The
benchmark indices opened with a gap down, tracking their Asian peers, and traded with a strong negative bias throughout the trading session and ultimately
closed at their lowest point of the day. The Nifty and the Sensex closed, down
by 46 and 147 points respectively. The market breadth was extremely negative
with 515 advances to 966 declines. On the sectoral front, once again the
Banking sector was the biggest loser, followed by the Energy and Metal sectors,
while the IT sector was the sole and biggest gainer for the day. On the
individual stocks front, Bajaj Auto, BPCL, TCS, ONGC & DLF were the top
five Nifty gainers for the day, on the other hand BHEL, GAIL, Reliance Infra,
Tata Steel & Coal India were the top five Nifty losers for the day. On the
institutional side both the FIIs and DIIs were net sellers to the tune of a
mere 74 & 331 crores respectively in the cash market.

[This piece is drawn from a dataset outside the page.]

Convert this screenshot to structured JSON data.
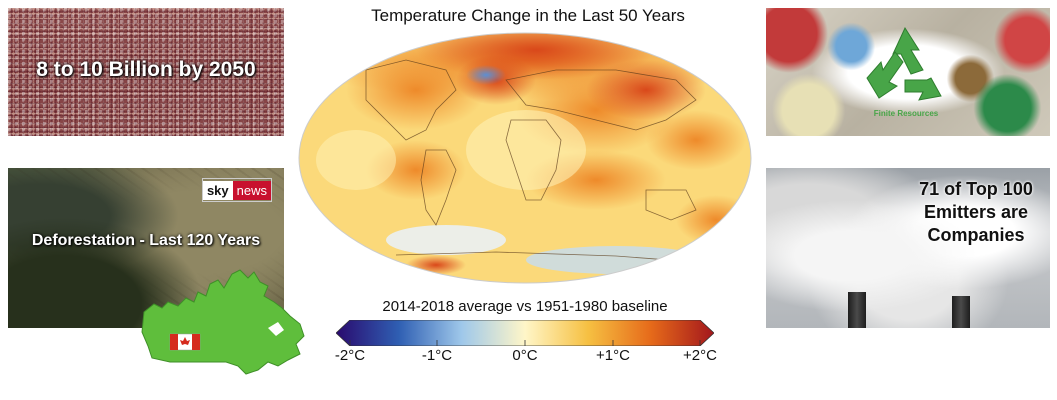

On the derivatives side also the story was same, with FIIs turning net
sellers in both Index and Stock futures, to the tune of a mere 5 and 429 crores
respectively. Nifty future settled at 5571 with a premium of 17 points to the
spot, along with a marginal increase in open interest. On the options side, PCR
increased to 1.24, along with a increase in the India VIX by 4.43%. On the Call
options side, with the exception of the 5600, 5700 & 5500 calls which added
the maximum open interest, there was uniform loss of open interest from the
4800 to 5800 calls. On the Put options side, the 5500 put added the maximum
open interest, followed by the 5400, 5000 & 4900 puts, while the 5600 put
lost the maximum open interest, followed by the 5300 & 5700 puts. The
entire activity in the cash as well as the F&O markets indicates massive
profit booking in the cash as well as stock futures along with liquidation of
longs on the options side and marginal increase in longs in the Index futures.
On
the technical side, Nifty could not hold on to the 5600 level, and must cover
the gaps which were created on the way up, in order to confirm the trend
reversal and tomorrow’s session will be crucial to determine the Nifty’s trend
just before the expiry week. The levels to watch out for Nifty will be 5578
& 5603 on the upside and 5531, 5509 & 5484 on the downside. On the
currency front, the Rupee fell to its lowest level of the week, in the back drop of the
serious political crisis which threatens to undo the big ticket reforms
measures undertaken by the government. The Rupee finally settled at 53.38,
while the near month USD-INR future settled at 54.36 for the day.
On
the international markets front, the Asian and the European markets have closed
deep in the red and the U.S. markets are also trading with losses as data from
Japan, China & Europe coupled with disappointing data from the U.S.
economy, increased concern that a global economic slowdown is worsening. On the
Energy future’s front, the Brent crude oil future is trading up by 1.13% at 109.41 $/bbl, while the WTI crude oil
future is trading almost flat at 92.19 $/bbl and strangely the Natural gas
future is trading up by 1.29% at 2.79 $/MMBtu, even after an unexpected rise in
the weekly U.S. Natural gas inventories.